A hollow metallic sphere the outer and inner diameter of which are $d_1$ and $d_2$ floats on the surface of the liquid. The density of the metal is ${\rho }_1$ and the density of the liquid is ${\rho }_2$. What weight must be added inside the sphere in order for it to float below the level of liquid?
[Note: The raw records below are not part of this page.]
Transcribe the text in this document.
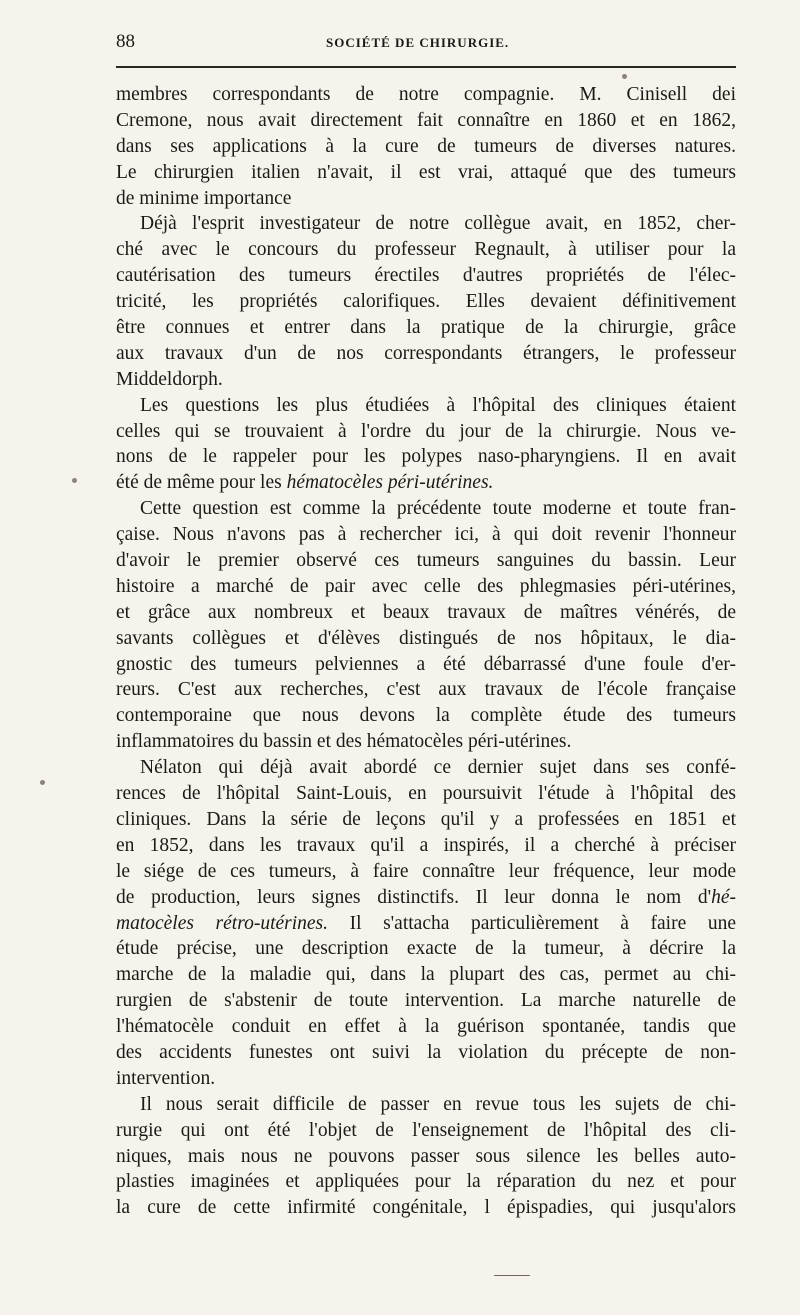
88	SOCIÉTÉ DE CHIRURGIE.
membres correspondants de notre compagnie. M. Cinisell dei
Cremone, nous avait directement fait connaître en 1860 et en 1862,
dans ses applications à la cure de tumeurs de diverses natures.
Le chirurgien italien n'avait, il est vrai, attaqué que des tumeurs
de minime importance
Déjà l'esprit investigateur de notre collègue avait, en 1852, cher-
ché avec le concours du professeur Regnault, à utiliser pour la
cautérisation des tumeurs érectiles d'autres propriétés de l'élec-
tricité, les propriétés calorifiques. Elles devaient définitivement
être connues et entrer dans la pratique de la chirurgie, grâce
aux travaux d'un de nos correspondants étrangers, le professeur
Middeldorph.
Les questions les plus étudiées à l'hôpital des cliniques étaient
celles qui se trouvaient à l'ordre du jour de la chirurgie. Nous ve-
nons de le rappeler pour les polypes naso-pharyngiens. Il en avait
été de même pour les hématocèles péri-utérines.
Cette question est comme la précédente toute moderne et toute fran-
çaise. Nous n'avons pas à rechercher ici, à qui doit revenir l'honneur
d'avoir le premier observé ces tumeurs sanguines du bassin. Leur
histoire a marché de pair avec celle des phlegmasies péri-utérines,
et grâce aux nombreux et beaux travaux de maîtres vénérés, de
savants collègues et d'élèves distingués de nos hôpitaux, le dia-
gnostic des tumeurs pelviennes a été débarrassé d'une foule d'er-
reurs. C'est aux recherches, c'est aux travaux de l'école française
contemporaine que nous devons la complète étude des tumeurs
inflammatoires du bassin et des hématocèles péri-utérines.
Nélaton qui déjà avait abordé ce dernier sujet dans ses confé-
rences de l'hôpital Saint-Louis, en poursuivit l'étude à l'hôpital des
cliniques. Dans la série de leçons qu'il y a professées en 1851 et
en 1852, dans les travaux qu'il a inspirés, il a cherché à préciser
le siége de ces tumeurs, à faire connaître leur fréquence, leur mode
de production, leurs signes distinctifs. Il leur donna le nom d'hé-
matocèles rétro-utérines. Il s'attacha particulièrement à faire une
étude précise, une description exacte de la tumeur, à décrire la
marche de la maladie qui, dans la plupart des cas, permet au chi-
rurgien de s'abstenir de toute intervention. La marche naturelle de
l'hématocèle conduit en effet à la guérison spontanée, tandis que
des accidents funestes ont suivi la violation du précepte de non-
intervention.
Il nous serait difficile de passer en revue tous les sujets de chi-
rurgie qui ont été l'objet de l'enseignement de l'hôpital des cli-
niques, mais nous ne pouvons passer sous silence les belles auto-
plasties imaginées et appliquées pour la réparation du nez et pour
la cure de cette infirmité congénitale, l épispadies, qui jusqu'alors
• A. $\pi \left[d_1^3\right({\rho }_2-{\rho }_1)+d_2^3{\rho }_1]g$
• B. $\frac{\pi }{6}\left[d_1^3\right({\rho }_2-{\rho }_1)+d_2^3{\rho }_1]g$
• C. $\frac{4\pi }{3}\left[d_1^3\right({\rho }_2-{\rho }_1)+d_2^3{\rho }_1]g$
• D. $\frac{4\pi }{3}{d}_1^3({\rho }_2-{\rho }_1)g$

Answer 1

The correct option is B $\frac{\pi }{6}\left[d_1^3\right({\rho }_2-{\rho }_1)+d_2^3{\rho }_1]g$

Weight of liquid displaced $=\frac{4}{3}\pi {\left(\frac{d_1}{2}\right)}^3{\rho }_{2}g$
Weight of metal sphere $=[\frac{4}{3}\pi {\left(\frac{d_1}{2}\right)}^3-\frac{4}{3}\pi {\left(\frac{d_2}{2}\right)}^3]{\rho }_{1}g$
Using the law of floatation
$\text{weight of sphere + extra weight}=\text{weight of liquid displaced}$
$\Rightarrow [\frac{4}{3}\pi {\left(\frac{d_1}{2}\right)}^3-\frac{4}{3}\pi {\left(\frac{d_2}{2}\right)}^3]{\rho }_{1}g+x=\frac{4}{3}\pi {\left(\frac{d_1}{2}\right)}^3{\rho }_{2}g$
by solving the above equation we get
$x=\frac{\pi }{6}\left[d_1^3\right({\rho }_2-{\rho }_1)+d_2^3{\rho }_1]g$